Greg Mankiw, claiming agnosticism about whether or not unemployment insurance should be renewed, offers some bad arguments against it:
[W]hen I hear economists advocate the extension of UI to 99 weeks, I am tempted to ask, would you also favor a further extension to 199 weeks, or 299 weeks, or 1099 weeks? If 99 weeks is better than 26 weeks, but 199 is too much, how do you know?
The simple answer to the question of when you stop extending unemployment insurance is when the job market is back to normal. Right now, with five job-seekers for every opportunity to work, we would still have abnormally high unemployment if every single open job were filled. I'm sure people would be happy to set a target based on ending long-term extensions after certain targets have been hit. But Mankiw thinks the real answer is, in fact, a plot to take money away from the wealthy:
... economists who strongly favor the extension of UI benefits, such as those who signed this letter, also tend to favor more income redistribution in general.
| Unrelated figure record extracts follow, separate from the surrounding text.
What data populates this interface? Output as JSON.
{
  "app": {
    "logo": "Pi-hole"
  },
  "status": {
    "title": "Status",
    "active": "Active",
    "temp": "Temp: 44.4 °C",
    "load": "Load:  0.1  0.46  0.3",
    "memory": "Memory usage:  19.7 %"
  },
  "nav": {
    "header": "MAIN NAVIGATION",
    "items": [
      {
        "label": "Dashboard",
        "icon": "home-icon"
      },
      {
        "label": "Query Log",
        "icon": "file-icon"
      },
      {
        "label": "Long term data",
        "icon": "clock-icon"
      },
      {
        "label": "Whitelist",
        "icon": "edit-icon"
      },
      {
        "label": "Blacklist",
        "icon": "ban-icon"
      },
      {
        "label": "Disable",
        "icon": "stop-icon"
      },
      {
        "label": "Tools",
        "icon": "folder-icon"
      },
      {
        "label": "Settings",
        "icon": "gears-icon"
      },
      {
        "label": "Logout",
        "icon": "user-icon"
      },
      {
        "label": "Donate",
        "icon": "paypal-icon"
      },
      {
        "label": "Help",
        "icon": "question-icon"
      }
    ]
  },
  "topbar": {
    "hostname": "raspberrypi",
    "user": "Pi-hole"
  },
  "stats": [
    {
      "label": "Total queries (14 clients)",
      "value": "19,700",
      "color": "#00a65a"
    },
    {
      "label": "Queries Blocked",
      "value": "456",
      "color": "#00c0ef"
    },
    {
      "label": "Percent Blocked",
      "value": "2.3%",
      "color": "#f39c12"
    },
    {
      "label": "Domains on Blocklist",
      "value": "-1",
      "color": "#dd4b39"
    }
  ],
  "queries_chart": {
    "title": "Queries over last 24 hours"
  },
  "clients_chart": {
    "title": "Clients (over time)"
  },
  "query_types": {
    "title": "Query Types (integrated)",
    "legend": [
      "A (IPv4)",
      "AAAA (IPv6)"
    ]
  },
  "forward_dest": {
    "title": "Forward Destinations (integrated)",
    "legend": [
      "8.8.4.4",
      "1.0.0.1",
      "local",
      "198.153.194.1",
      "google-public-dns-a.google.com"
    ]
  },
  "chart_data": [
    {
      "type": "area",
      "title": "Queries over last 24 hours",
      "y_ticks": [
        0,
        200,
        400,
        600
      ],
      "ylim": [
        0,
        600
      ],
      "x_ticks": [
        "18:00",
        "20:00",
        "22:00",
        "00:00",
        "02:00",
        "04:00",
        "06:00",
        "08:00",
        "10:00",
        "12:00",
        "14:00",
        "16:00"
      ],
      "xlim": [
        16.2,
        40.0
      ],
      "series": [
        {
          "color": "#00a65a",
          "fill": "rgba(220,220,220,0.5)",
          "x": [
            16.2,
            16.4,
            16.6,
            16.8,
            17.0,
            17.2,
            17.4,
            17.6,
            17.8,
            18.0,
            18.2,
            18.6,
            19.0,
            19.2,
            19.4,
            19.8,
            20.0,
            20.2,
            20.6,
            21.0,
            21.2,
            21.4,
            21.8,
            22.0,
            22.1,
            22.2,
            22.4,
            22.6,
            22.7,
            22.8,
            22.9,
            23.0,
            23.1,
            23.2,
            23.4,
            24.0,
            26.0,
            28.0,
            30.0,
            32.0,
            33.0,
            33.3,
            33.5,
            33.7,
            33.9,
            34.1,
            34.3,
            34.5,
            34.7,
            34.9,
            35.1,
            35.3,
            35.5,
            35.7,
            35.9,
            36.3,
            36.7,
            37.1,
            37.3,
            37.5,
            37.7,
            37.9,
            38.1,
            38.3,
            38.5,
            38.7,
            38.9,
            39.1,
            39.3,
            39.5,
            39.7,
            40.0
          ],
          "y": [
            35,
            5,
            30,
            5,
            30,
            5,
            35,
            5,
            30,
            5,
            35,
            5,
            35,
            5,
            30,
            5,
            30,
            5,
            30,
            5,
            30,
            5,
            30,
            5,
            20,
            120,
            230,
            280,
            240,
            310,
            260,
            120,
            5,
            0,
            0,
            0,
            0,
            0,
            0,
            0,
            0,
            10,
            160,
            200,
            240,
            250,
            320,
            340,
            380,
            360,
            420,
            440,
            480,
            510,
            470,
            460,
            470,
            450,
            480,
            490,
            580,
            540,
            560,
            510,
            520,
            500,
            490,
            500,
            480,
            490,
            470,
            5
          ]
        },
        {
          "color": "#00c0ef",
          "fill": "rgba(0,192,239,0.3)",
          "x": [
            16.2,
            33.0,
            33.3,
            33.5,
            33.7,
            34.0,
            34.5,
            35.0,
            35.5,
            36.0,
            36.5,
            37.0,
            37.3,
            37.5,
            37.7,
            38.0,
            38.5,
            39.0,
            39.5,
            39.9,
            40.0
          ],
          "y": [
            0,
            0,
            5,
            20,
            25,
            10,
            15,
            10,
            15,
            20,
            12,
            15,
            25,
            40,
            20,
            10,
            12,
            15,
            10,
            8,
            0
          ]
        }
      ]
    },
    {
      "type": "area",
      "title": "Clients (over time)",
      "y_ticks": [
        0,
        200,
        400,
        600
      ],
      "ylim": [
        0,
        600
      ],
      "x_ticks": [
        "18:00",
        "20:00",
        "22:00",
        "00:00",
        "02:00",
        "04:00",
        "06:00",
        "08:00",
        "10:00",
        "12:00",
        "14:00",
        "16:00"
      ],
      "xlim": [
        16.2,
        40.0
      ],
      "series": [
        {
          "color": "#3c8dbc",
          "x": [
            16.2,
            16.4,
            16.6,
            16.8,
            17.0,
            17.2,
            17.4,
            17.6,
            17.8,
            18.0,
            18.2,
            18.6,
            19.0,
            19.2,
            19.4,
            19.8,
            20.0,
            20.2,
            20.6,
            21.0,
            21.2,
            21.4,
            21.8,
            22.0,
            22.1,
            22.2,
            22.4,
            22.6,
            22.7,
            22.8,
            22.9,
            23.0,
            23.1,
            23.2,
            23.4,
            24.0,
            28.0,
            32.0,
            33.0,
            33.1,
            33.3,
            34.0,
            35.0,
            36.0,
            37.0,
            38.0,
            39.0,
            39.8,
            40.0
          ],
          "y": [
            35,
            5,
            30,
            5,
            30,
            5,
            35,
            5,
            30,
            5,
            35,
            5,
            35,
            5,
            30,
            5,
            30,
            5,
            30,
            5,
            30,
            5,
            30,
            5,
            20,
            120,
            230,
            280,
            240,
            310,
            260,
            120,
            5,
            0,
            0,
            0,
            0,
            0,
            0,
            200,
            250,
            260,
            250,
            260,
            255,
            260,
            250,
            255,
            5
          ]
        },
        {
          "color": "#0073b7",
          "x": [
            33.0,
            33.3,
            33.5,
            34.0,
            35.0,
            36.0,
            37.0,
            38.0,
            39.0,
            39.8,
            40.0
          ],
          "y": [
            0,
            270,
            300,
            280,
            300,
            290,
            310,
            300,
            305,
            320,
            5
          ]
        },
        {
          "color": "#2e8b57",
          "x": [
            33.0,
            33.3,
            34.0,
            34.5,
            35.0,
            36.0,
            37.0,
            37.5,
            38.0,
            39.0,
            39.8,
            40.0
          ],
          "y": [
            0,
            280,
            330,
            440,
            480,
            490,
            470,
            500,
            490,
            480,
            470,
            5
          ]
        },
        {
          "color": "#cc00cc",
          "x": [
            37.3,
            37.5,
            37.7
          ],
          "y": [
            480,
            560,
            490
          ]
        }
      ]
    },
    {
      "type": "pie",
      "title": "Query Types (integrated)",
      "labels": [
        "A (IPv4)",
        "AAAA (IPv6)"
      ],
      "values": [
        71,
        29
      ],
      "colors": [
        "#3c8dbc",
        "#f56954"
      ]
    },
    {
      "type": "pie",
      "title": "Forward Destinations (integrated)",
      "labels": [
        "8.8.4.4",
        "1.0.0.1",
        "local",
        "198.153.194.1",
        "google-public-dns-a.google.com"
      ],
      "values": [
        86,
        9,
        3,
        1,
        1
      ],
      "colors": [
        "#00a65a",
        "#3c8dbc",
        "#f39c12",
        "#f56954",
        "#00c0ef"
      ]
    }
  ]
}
I suspect, therefore, that the foundation of their support comes not from having weighed the specific pros and cons of UI per se, but rather from a more general desire to "spread the wealth around." That issue is, as I tell my students, more a matter of political philosophy than it is of economics.
What a brilliant plot on the part of these economists, fulfilling their socialist desire to maintain the jobless on the bare edge of poverty under the guise of the social safety net. Where Mankiw sees creeping socialism, he misses a real concern held by these economists: He doesn't mention poverty at all in his post. An actual reason to support a social safety net is to reduce temporary poverty and the economic, as well as moral, costs it imposes on a society. This is more than just raising aggregate demand, which Mankiw does touch on. With 2 million people scheduled to lose benefits in the new year, and 6.7 million scheduled to lose them of the entire course of 2011, poverty is guaranteed to increase without action: 3.3 million people were protected from poverty in 2009 by UI.
Poverty, of course, has negative effects on our economic infrastructure. It diminishes human capital -- workers' skills atrophy, their earning potential is limited, and, in some models, crime increases. For children, the situation is even worse: The Center for American Progress suggested a few years ago that the costs of childhood poverty amount to $500 billion a year. That suggests the unemployment insurance is an important investment in maintaining our labor force until the job market recovers; ideally, some kind of policy action could be taken to help it do just that.
But regardless of what you think the right approach to job creation is, the fact is that there aren't enough jobs, and helping bear those costs temporarily -- even when temporary seems like a long time -- strikes most people as a good idea. That's why Congress, until last week, never rejected an extension of unemployment insurance before when the jobless rate has been over 7.2 percent. Today, 9.8 percent of the work force, nearly 15 million Americans, remains unemployed.